6) Easy upgrades. apt-get, apt-get upgrade (apt4rpm or for deb's). I don't really want to keep a watch on freshmeat and see what new is out, download it, compile it, and install it. 2 commands really makes it all seem like a waste of time.
And I'm sure I could go on. :)
So, on the one hand, you have OSS stuff that works *great* but takes *forever* to make and isn't exactly what people (think they) want at any given moment.
On the other hand, you have salespeople feeding people crapware produced over the course of a few months to satisfy the latest buzzword-driven market-craze.
And, suprise suprise, the buzzword-laden focus-group-created crapware wins in the marketplace? This doesn't sound like anything new to capitalism, or anything unique to the computer industry for that matter. It sounds like a *much* larger problem.
"I assumed blithely that there were no elves out there in the darkness"
Maybe I'm not a real linux geek, but...
I *hate* when something is difficult for no good reason. A 'monumental effort to get where others have gone before, and anyone with enough time can get' is a monumental waste of time.
RANTThis isn't like the NYT crossword puzzle. The point of the install is not to just have done it. What's so fun and challenging about wasting orders of magnitude more geekhours installing than the documentation/packaging would have taken?
It often seems that developers are masochists. It is not reasonable making people play Where's Waldo with the source just install stuff.
While it's not cool to complain that your free widget wasn't a good enough free widget[ unless you're gunna do something about it]- That only works for those already invested in it.
On the other hand:
1. There are negative consequences to crap doc/packaging. Make it clear that it's less probable to get this thing running than your '64 Fiat "thats been sitting a while." 2. If nothing exists that installs reasonably easily, on most new base-distro installs, then 'Linux' doesn't really "have it" yet. If most people that want "those features" can't get them, you're gunna turn off more potential friends that simply didn't have the time 'you' wasted, than fans who will pick up the reigns. 3. Developers should put a little more effort into doc, maybe cut that 2 day install down to 4hrs. It's far more likely that fans would contribute to building the doc that brings it down to 45 minutes./RANT
Finally, a heartfelt THANK YOU for all the great and not so great FREE software. And, oh yeah, I still brag about it...
No, it's because so many developers (and this applies to small/amateur developers on the whole) focus on skins, supporting skins, creating ghastly skins, skin ranking systems, user-submitted skins (often even more ghastly), and anything related to skins, all of which are entirely irrelevant for almost all software.
Case in point: SpyBot -- brilliant piece of software that I downloaded recently. However, why should there even be "new cool Skins" for a little application that removes spyware from your computer?

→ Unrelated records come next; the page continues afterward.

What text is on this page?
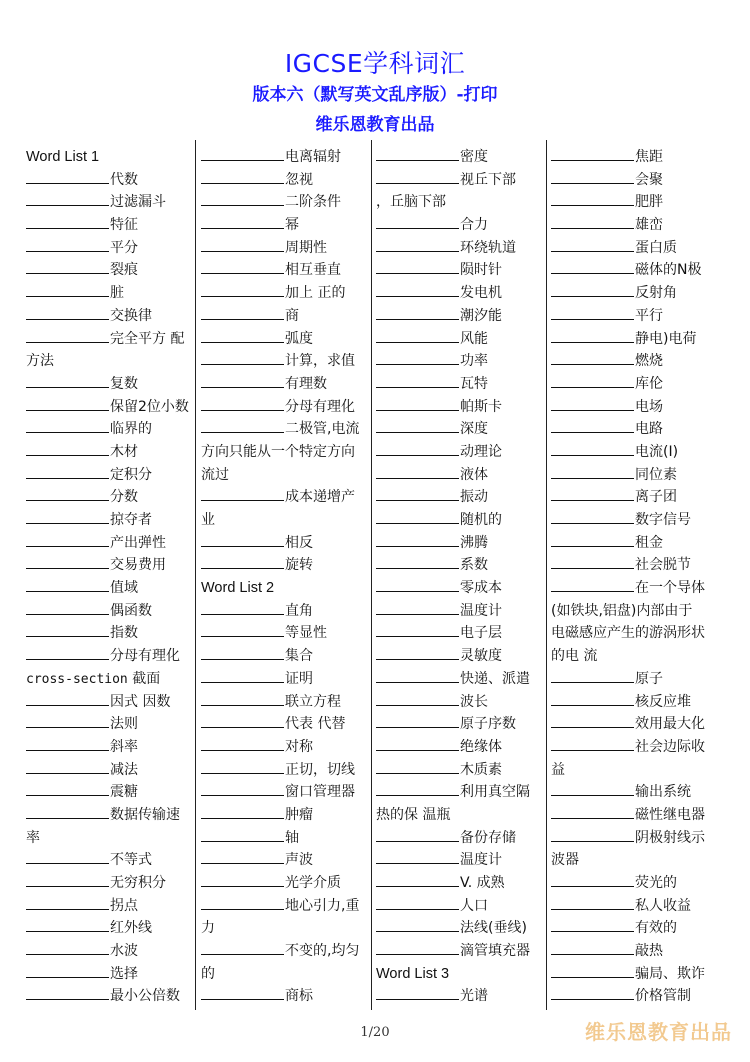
IGCSE学科词汇
版本六（默写英文乱序版）-打印
维乐恩教育出品
Word List 1
代数
过滤漏斗
特征
平分
裂痕
脏
交换律
完全平方 配
方法
复数
保留2位小数
临界的
木材
定积分
分数
掠夺者
产出弹性
交易费用
值域
偶函数
指数
分母有理化
cross-section 截面
因式 因数
法则
斜率
减法
震糖
数据传输速
率
不等式
无穷积分
拐点
红外线
水波
选择
最小公倍数
电离辐射
忽视
二阶条件
幂
周期性
相互垂直
加上 正的
商
弧度
计算，求值
有理数
分母有理化
二极管,电流
方向只能从一个特定方向
流过
成本递增产
业
相反
旋转
Word List 2
直角
等显性
集合
证明
联立方程
代表 代替
对称
正切，切线
窗口管理器
肿瘤
轴
声波
光学介质
地心引力,重
力
不变的,均匀
的
商标
密度
视丘下部
，丘脑下部
合力
环绕轨道
陨时针
发电机
潮汐能
风能
功率
瓦特
帕斯卡
深度
动理论
液体
振动
随机的
沸腾
系数
零成本
温度计
电子层
灵敏度
快递、派遣
波长
原子序数
绝缘体
木质素
利用真空隔
热的保 温瓶
备份存储
温度计
V. 成熟
人口
法线(垂线)
滴管填充器
Word List 3
光谱
焦距
会聚
肥胖
雄峦
蛋白质
磁体的N极
反射角
平行
静电)电荷
燃烧
库伦
电场
电路
电流(I)
同位素
离子团
数字信号
租金
社会脱节
在一个导体
(如铁块,铝盘)内部由于
电磁感应产生的游涡形状
的电 流
原子
核反应堆
效用最大化
社会边际收
益
输出系统
磁性继电器
阴极射线示
波器
荧光的
私人收益
有效的
敲热
骗局、欺诈
价格管制
1/20	维乐恩教育出品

'Thats they exact same thing a banana wrench monkey.'
The main point of the article was not that Linux sucks, but that many companies "do not get it". I.e.
- they take any old trash,
- port it to Linux,
- hope that it sells just by virtue of it running on Linux,
- and if it doesn't they go back and wine in their corner about the cheapness of the Linux users (rather than looking at their own mistakes).
- ===> it's almost as if they wanted to have their Linux product fail, so that they can go back to Windows, and tell management "see, Linux is not yet ready for prime-time"
Yes, the article stated several times that often free Linux products are better than some of these commercial "Linux" "products". This is hardly a "Linux suxors" message, on the contrary.